Micheál Martin said the group’s statement yesterday was “not an appropriate response at all”. 

“A hospital that the State builds, is a hospital the State should own,” he said.

‘The investment that the State would make in this hospital would be very, very significant, very significant in terms of the hundreds of millions that could be spent here, and that investment needs to be protected,” said Martin, who called on the board to reflect on the situation and what is in the public interest.

“This is an important moment as it sends a signal to other developments,” the Taoiseach acknowledged.

The first priority of government is to build a first-class maternity hospital that is co-located, said the Taoiseach.

Sinn Féin’s Mary Lou McDonald said the “mess” with the new National Maternity Hospital “goes way back” and “needs to be urgently sorted”.
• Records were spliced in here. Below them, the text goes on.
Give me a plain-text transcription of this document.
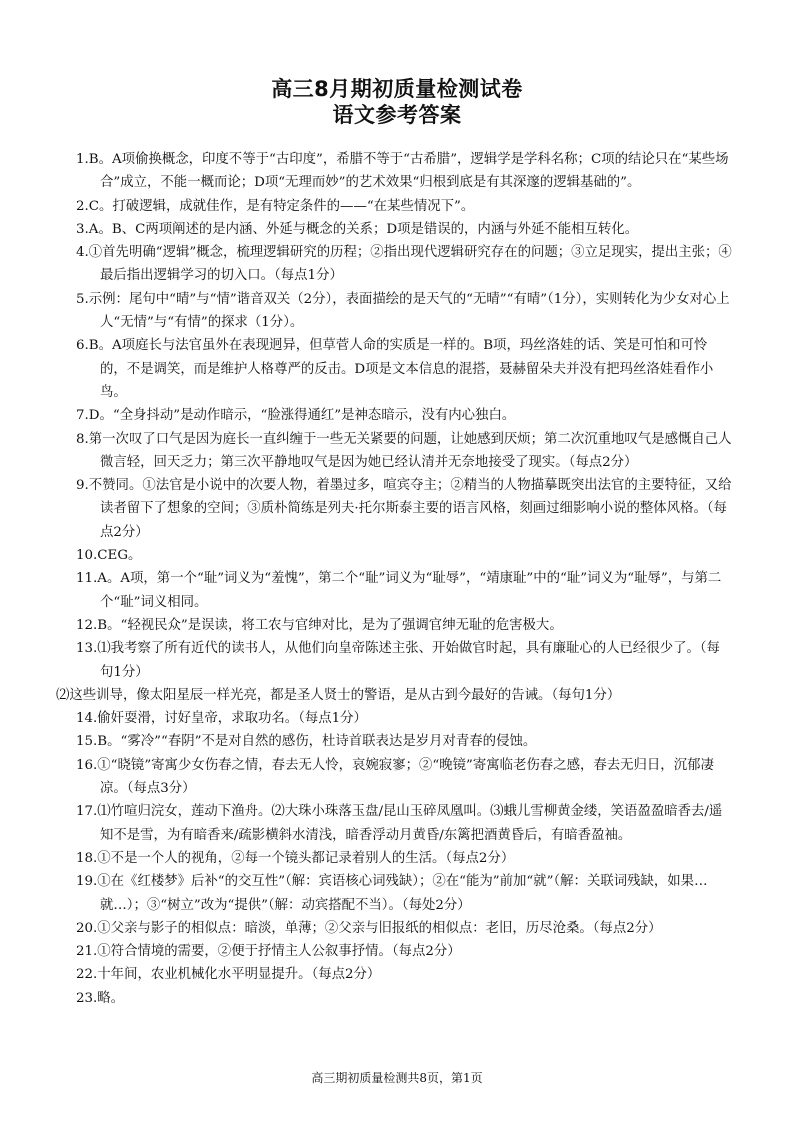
高三8月期初质量检测试卷
语文参考答案

1.B。A项偷换概念，印度不等于“古印度”，希腊不等于“古希腊”，逻辑学是学科名称；C项的结论只在“某些场合”成立，不能一概而论；D项“无理而妙”的艺术效果“归根到底是有其深邃的逻辑基础的”。

2.C。打破逻辑，成就佳作，是有特定条件的——“在某些情况下”。

3.A。B、C两项阐述的是内涵、外延与概念的关系；D项是错误的，内涵与外延不能相互转化。

4.①首先明确“逻辑”概念，梳理逻辑研究的历程；②指出现代逻辑研究存在的问题；③立足现实，提出主张；④最后指出逻辑学习的切入口。（每点1分）

5.示例：尾句中“晴”与“情”谐音双关（2分），表面描绘的是天气的“无晴”“有晴”（1分），实则转化为少女对心上人“无情”与“有情”的探求（1分）。

6.B。A项庭长与法官虽外在表现迥异，但草菅人命的实质是一样的。B项，玛丝洛娃的话、笑是可怕和可怜的，不是调笑，而是维护人格尊严的反击。D项是文本信息的混搭，聂赫留朵夫并没有把玛丝洛娃看作小鸟。

7.D。“全身抖动”是动作暗示，“脸涨得通红”是神态暗示，没有内心独白。

8.第一次叹了口气是因为庭长一直纠缠于一些无关紧要的问题，让她感到厌烦；第二次沉重地叹气是感慨自己人微言轻，回天乏力；第三次平静地叹气是因为她已经认清并无奈地接受了现实。（每点2分）

9.不赞同。①法官是小说中的次要人物，着墨过多，喧宾夺主；②精当的人物描摹既突出法官的主要特征，又给读者留下了想象的空间；③质朴简练是列夫·托尔斯泰主要的语言风格，刻画过细影响小说的整体风格。（每点2分）

10.CEG。

11.A。A项，第一个“耻”词义为“羞愧”，第二个“耻”词义为“耻辱”，“靖康耻”中的“耻”词义为“耻辱”，与第二个“耻”词义相同。

12.B。“轻视民众”是误读，将工农与官绅对比，是为了强调官绅无耻的危害极大。

13.⑴我考察了所有近代的读书人，从他们向皇帝陈述主张、开始做官时起，具有廉耻心的人已经很少了。（每句1分）

⑵这些训导，像太阳星辰一样光亮，都是圣人贤士的警语，是从古到今最好的告诫。（每句1分）

14.偷奸耍滑，讨好皇帝，求取功名。（每点1分）

15.B。“雾冷”“春阴”不是对自然的感伤，杜诗首联表达是岁月对青春的侵蚀。

16.①“晓镜”寄寓少女伤春之情，春去无人怜，哀婉寂寥；②“晚镜”寄寓临老伤春之感，春去无归日，沉郁凄凉。（每点3分）

17.⑴竹喧归浣女，莲动下渔舟。⑵大珠小珠落玉盘/昆山玉碎凤凰叫。⑶蛾儿雪柳黄金缕，笑语盈盈暗香去/遥知不是雪，为有暗香来/疏影横斜水清浅，暗香浮动月黄昏/东篱把酒黄昏后，有暗香盈袖。

18.①不是一个人的视角，②每一个镜头都记录着别人的生活。（每点2分）

19.①在《红楼梦》后补“的交互性”（解：宾语核心词残缺）；②在“能为”前加“就”（解：关联词残缺，如果…就…）；③“树立”改为“提供”（解：动宾搭配不当）。（每处2分）

20.①父亲与影子的相似点：暗淡，单薄；②父亲与旧报纸的相似点：老旧，历尽沧桑。（每点2分）

21.①符合情境的需要，②便于抒情主人公叙事抒情。（每点2分）

22.十年间，农业机械化水平明显提升。（每点2分）

23.略。

高三期初质量检测共8页，第1页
Speaking earlier this morning, Health Minister Stephen Donnelly has said that he will meet representatives from SVHG, stating that the hospital group’s statement yesterday, that the land on the Elm Park Campus is not for sale, has not been helpful.

“I don’t think that is a helpful thing for them to be doing. And I think they should be cognisant and have a bit more respect for the people of Ireland, who fund their hospital,” the health minister told Morning Ireland on RTÉ Radio 1.

I don’t think that’s the way to do business. These conversations need to be held and they need to be held respectfully.

Donnelly said that he will meet representatives of SVHG, but did not say when the meeting will take place. In its statement yesterday, the group said it was “more than willing” to meet the government to discuss the relocation of the hospital from Holles Street.

The health minister outlined that the government’s position is that “the women of Ireland want to own the land that their own maternity hospital is built on”.

“I would very much like to see that facilitated and I think it would be in everyone’s interest if that was facilitated,” he said.

The comments came ahead of a Dáil debate on the ownership of the hospital and the site on which it will sit. 

The Social Democrats tabled a motion calling for the new hospital to be fully publicly owned. The government is not opposing the motion.

It said that “for the avoidance of doubt” the new National Maternity Hospital “will be clinically independent”. 

Donnelly said today that there’s no resolution to the dispute that gives any of the stakeholders exactly what they want.

He said using a compulsory purchase order, which has been mooted by several opposition TDs, is not desirable because it would involve a lengthy legal process.

“That is not a route that resolves any problems quickly. You’re going to end up in court for years through a compulsory purchase order,” Donnelly said.

In the Dáil today, the health minister reiterated that he would prefer the land the National Maternity Hospital sits on to be publicly owned, but added that public ownership is not a prerequisite to clinical independence.